Entre les bikinis-crème-solaire-bière-au-soleil on fait un peu tâche, boueux et dégoulinant de transpi. Inexorablement on approche de la ligne, je reste en contact avec Antoine, faut pas lâcher maintenant. « Jusqu’au rond point … jusqu’au ponton … jusqu’aux tentes … allez le premier virage … puis le dernier » … La ligne apparaît, avec sa petite estrade. 100m … Rhaaaaa ! Je félicite encore Antoine. Il a tout donné. 14h17 de course, bien mieux que ses meilleures prévisions. Applaudissements, photos, check de la puce électronique et la pression descend. C’est fini.
Petite baignade dans le lac puis on se met à dévorer et boire tout ce qui nous passe à portée de baskets. Miam 😀 Ça a du bon l’ultra.
Le deuxième héros du jour sera Gilbert. Après un petit raté dans ses calculs il sera rattrapé par la barrière horaire mais finira quand même la course, en 19h50 , dans la nuit, sans frontale, sans lunettes (perdues 🙁 )… c’est lui le patron !

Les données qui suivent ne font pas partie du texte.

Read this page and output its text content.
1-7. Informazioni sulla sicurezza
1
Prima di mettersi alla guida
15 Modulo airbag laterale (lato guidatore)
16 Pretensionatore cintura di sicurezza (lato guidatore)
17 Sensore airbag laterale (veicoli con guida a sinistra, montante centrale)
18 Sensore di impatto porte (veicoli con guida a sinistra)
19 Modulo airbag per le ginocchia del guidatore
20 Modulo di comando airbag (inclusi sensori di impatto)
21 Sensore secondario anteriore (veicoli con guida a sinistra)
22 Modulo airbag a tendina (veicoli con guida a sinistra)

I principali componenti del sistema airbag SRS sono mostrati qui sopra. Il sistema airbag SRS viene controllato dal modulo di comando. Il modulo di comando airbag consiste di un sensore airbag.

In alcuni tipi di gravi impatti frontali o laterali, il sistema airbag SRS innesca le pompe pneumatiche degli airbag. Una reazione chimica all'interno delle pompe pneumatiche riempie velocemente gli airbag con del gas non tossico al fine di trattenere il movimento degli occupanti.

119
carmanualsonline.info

Moralité : J’avoue j’ai été un « lièvre » sournois 😉 toujours 30-40m devant à garder le rythme (ou accélérer) pour pas que le second se relâche. On n’a pas traîné. On s’est très peu arrêté et on a sauté quelques ravitaillements d’eau. Quand ça défile, la course passe beaucoup plus vite. En montée on était vraiment bien mais faut bosser la technique de descente pour pas y passer trop de temps (sinon ça épuise physiquement et moralement). Antoine a bien géré sa course, il a vraiment cartonné pour un ultra « découverte ».
Pour donner des idées de l’ambiance de la course, quelques photos de Timothée Nalet. Je recommande vivement son blog et ses photos. Dommage qu’il ne fasse pas (encore) d’alpinisme !
tu nous convertirais presque à l’ultra? 😉 Beau CR…. ca fait envie…. un lien pour aider à se préparer à ce genre d’effort? un lien pour aider à récupérer après ce genre d’effort?
Un lien pour récupérer
http://rue89.nouvelobs.com/rue89-sport/2011/12/26/la-biere-apres-le-sport-ca-aide-recuperer-legende-227802
Salut Philippe !
Merci pour le partage des photos 🙂
Je fais un peu d’alpinisme, mais il est vrai que je manque encore de reportages à ce niveau là…ça viendra !
Bonne continuation à toi,
Chapeau les gars !!! C’est énorme de vivre ça ensemble, le compte rendu donne très envie ! Merci du partage.